サイバー攻撃が増え続けている。しかし、中小・中堅企業では「うちのような規模では狙われない」という意識を持つ経営者層や情報セキュリティ担当者もいるのではないだろうか。それに対し、「企業の大小に関わらず、きっちり対策を取らないといけない」と警鐘を鳴らすのは日本デジタルトランスフォーメーション推進協会(以下、JDX) セキュリティ部会 部会長の白水公康氏だ。

2月25日~27日に開催された「TECH+フォーラム セキュリティ 2025 Feb. 今セキュリティ担当者は何をすべきか」に同氏が登壇。「DX推進におけるセキュリティ戦略のポイント」と題して、講演を行った。

DXの推進には情報セキュリティ対策が不可欠

白水氏はまず、情報セキュリティのCIA(機密性、完全性、可用性)の3要素について説明しつつ、忘れられがちだという可用性、つまり「止まってはいけない」ことは大きな要素だと強調した。

では、情報セキュリティを考えるうえで欠かせない守るべき資産とは何か。一般的に守るべき資産というと、顧客の個人情報に目が行きがちだが、実は他にも留意すべき情報があるという。
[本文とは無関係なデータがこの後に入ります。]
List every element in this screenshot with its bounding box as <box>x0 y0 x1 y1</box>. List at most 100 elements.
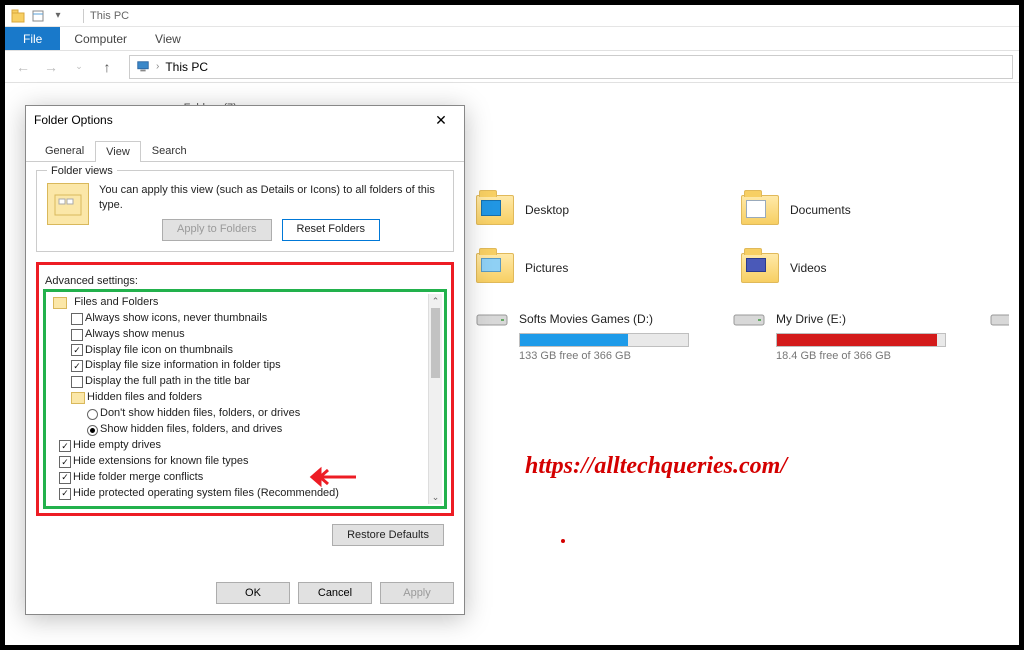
tree-item-label: Hide protected operating system files (R… <box>73 486 339 502</box>
back-button[interactable]: ← <box>11 55 35 79</box>
dialog-tabs: General View Search <box>26 134 464 162</box>
breadcrumb-location[interactable]: This PC <box>165 60 208 74</box>
drive-icon <box>475 309 511 329</box>
checkbox[interactable] <box>71 313 83 325</box>
tree-item[interactable]: Show hidden files, folders, and drives <box>49 422 428 438</box>
folder-views-group: Folder views You can apply this view (su… <box>36 170 454 252</box>
annotation-green-box: Files and Folders Always show icons, nev… <box>43 289 447 509</box>
folder-icon <box>740 251 780 285</box>
qat-dropdown-icon[interactable]: ▾ <box>49 7 67 25</box>
folder-label: Pictures <box>525 261 568 275</box>
scroll-thumb[interactable] <box>431 308 440 378</box>
tree-item-label: Hidden files and folders <box>87 390 202 406</box>
tab-view[interactable]: View <box>95 141 141 162</box>
tree-item[interactable]: ✓ Hide empty drives <box>49 438 428 454</box>
apply-to-folders-button: Apply to Folders <box>162 219 271 241</box>
folder-label: Documents <box>790 203 851 217</box>
folder-pictures[interactable]: Pictures <box>475 251 700 285</box>
folder-views-legend: Folder views <box>47 165 117 177</box>
tree-item[interactable]: Don't show hidden files, folders, or dri… <box>49 406 428 422</box>
tree-item-label: Hide folder merge conflicts <box>73 470 203 486</box>
tree-item[interactable]: ✓ Hide extensions for known file types <box>49 454 428 470</box>
folder-icon <box>475 251 515 285</box>
tree-item[interactable]: ✓ Hide protected operating system files … <box>49 486 428 502</box>
drive-free-text: 133 GB free of 366 GB <box>519 350 692 362</box>
tree-item[interactable]: ✓ Display file icon on thumbnails <box>49 343 428 359</box>
window-title: This PC <box>90 10 129 22</box>
navigation-bar: ← → ⌄ ↑ › This PC <box>5 51 1019 83</box>
tree-item[interactable]: ✓ Hide folder merge conflicts <box>49 470 428 486</box>
dialog-titlebar[interactable]: Folder Options ✕ <box>26 106 464 134</box>
watermark-url: https://alltechqueries.com/ <box>525 453 787 480</box>
checkbox[interactable]: ✓ <box>59 488 71 500</box>
folder-icon <box>53 297 67 309</box>
folder-views-text: You can apply this view (such as Details… <box>99 183 443 213</box>
cancel-button[interactable]: Cancel <box>298 582 372 604</box>
close-button[interactable]: ✕ <box>426 109 456 131</box>
drive-partial[interactable] <box>989 309 1009 362</box>
recent-dropdown-icon[interactable]: ⌄ <box>67 55 91 79</box>
folder-icon <box>740 193 780 227</box>
folder-icon <box>475 193 515 227</box>
tree-item[interactable]: Hidden files and folders <box>49 390 428 406</box>
scroll-up-icon[interactable]: ⌃ <box>429 294 442 308</box>
checkbox[interactable] <box>71 376 83 388</box>
radio[interactable] <box>87 425 98 436</box>
tree-item[interactable]: Display the full path in the title bar <box>49 374 428 390</box>
address-bar[interactable]: › This PC <box>129 55 1013 79</box>
qat-icon-properties[interactable] <box>29 7 47 25</box>
tree-item-label: Always show menus <box>85 327 185 343</box>
tree-item-label: Always show icons, never thumbnails <box>85 311 267 327</box>
tree-item-label: Don't show hidden files, folders, or dri… <box>100 406 300 422</box>
drive-icon <box>732 309 768 329</box>
up-button[interactable]: ↑ <box>95 55 119 79</box>
folder-videos[interactable]: Videos <box>740 251 965 285</box>
checkbox[interactable]: ✓ <box>71 360 83 372</box>
tree-item[interactable]: ✓ Display file size information in folde… <box>49 358 428 374</box>
folder-documents[interactable]: Documents <box>740 193 965 227</box>
annotation-red-box: Advanced settings: Files and Folders Alw… <box>36 262 454 516</box>
drive-d[interactable]: Softs Movies Games (D:) 133 GB free of 3… <box>475 309 692 362</box>
folder-desktop[interactable]: Desktop <box>475 193 700 227</box>
scrollbar[interactable]: ⌃ ⌄ <box>428 294 442 504</box>
qat-icon-explorer[interactable] <box>9 7 27 25</box>
folder-views-icon <box>47 183 89 225</box>
tree-item-label: Show hidden files, folders, and drives <box>100 422 282 438</box>
folders-grid: Desktop Documents Pictures Videos <box>475 193 1009 386</box>
tab-search[interactable]: Search <box>141 140 198 161</box>
advanced-settings-tree[interactable]: Files and Folders Always show icons, nev… <box>49 295 428 503</box>
dialog-title: Folder Options <box>34 113 113 127</box>
drive-e[interactable]: My Drive (E:) 18.4 GB free of 366 GB <box>732 309 949 362</box>
pc-icon <box>136 60 150 74</box>
tab-computer[interactable]: Computer <box>60 27 141 50</box>
tree-item[interactable]: Always show menus <box>49 327 428 343</box>
drive-usage-bar <box>776 333 946 347</box>
title-bar: ▾ This PC <box>5 5 1019 27</box>
drive-label-text: Softs Movies Games (D:) <box>519 312 653 326</box>
checkbox[interactable]: ✓ <box>59 456 71 468</box>
folder-options-dialog: Folder Options ✕ General View Search Fol… <box>25 105 465 615</box>
radio[interactable] <box>87 409 98 420</box>
scroll-down-icon[interactable]: ⌄ <box>429 490 442 504</box>
drive-usage-bar <box>519 333 689 347</box>
tree-root: Files and Folders <box>49 295 428 311</box>
tree-item-label: Display the full path in the title bar <box>85 374 250 390</box>
drive-label-text: My Drive (E:) <box>776 312 846 326</box>
tab-view[interactable]: View <box>141 27 195 50</box>
tree-item-label: Display file size information in folder … <box>85 358 281 374</box>
checkbox[interactable]: ✓ <box>59 440 71 452</box>
tab-general[interactable]: General <box>34 140 95 161</box>
restore-defaults-button[interactable]: Restore Defaults <box>332 524 444 546</box>
tree-item-label: Display file icon on thumbnails <box>85 343 233 359</box>
file-tab[interactable]: File <box>5 27 60 50</box>
drive-free-text: 18.4 GB free of 366 GB <box>776 350 949 362</box>
reset-folders-button[interactable]: Reset Folders <box>282 219 380 241</box>
explorer-window: ▾ This PC File Computer View ← → ⌄ ↑ › T… <box>4 4 1020 646</box>
ok-button[interactable]: OK <box>216 582 290 604</box>
tree-item[interactable]: Always show icons, never thumbnails <box>49 311 428 327</box>
checkbox[interactable]: ✓ <box>59 472 71 484</box>
checkbox[interactable]: ✓ <box>71 344 83 356</box>
folder-icon <box>71 392 85 404</box>
apply-button: Apply <box>380 582 454 604</box>
checkbox[interactable] <box>71 329 83 341</box>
例えば、従業員の情報や、特許情報や新技術の提携に関するNDA(機密保持契約)などの技術情報、さらには事業計画やIR(Investor Relations)関連など事業情報にも注意が必要だ。

「何を、どれくらいの量、どういったかたちで保有しているのかを、あらかじめ理解しておくことがとても重要です」(白水氏)

事故が起きた際の被害は「予想以上に大きい」と同氏は言う。まず一次被害のうち直接被害、事故による逸失利益やランサムウェア攻撃で可用性が失われた場合の機会損失がある。間接被害では、被害者であっても情報漏えいさせた加害者となるため、謝罪をはじめとする対応に迫られる。また、攻撃で事業が停止した場合は調査や復旧のための費用が必要となる。

二次被害では、ブランド力や顧客/取引先からの信用低下による事業への影響、事故に関係していない社員のモチベーション低下、漏えいした情報を使用した事件が発生した場合の賠償などがある。

  • サイバー攻撃による被害の例

このような事態に陥っては、DXを進めることもままならない。

「DXを推進していくベースとして、セキュリティの担保が必要なのです」(白水氏)

「狙われるのは大手」「守るべき資産はない」などの思い込みは通用しない

JDXでは中小・中堅企業を対象にセキュリティに関するセミナーを開催している。白水氏はセミナーでの印象として、「うちは狙われないだろう」「狙われるのは大手だ」「うちには守るべき資産などない」といった考えが、経営者層のみならず、セキュリティ担当者にも見受けられると語る。さらに、「セキュリティ対策を導入しても売上につながらない」「投資ではなくコスト」だという見方をする人もいるそうだ。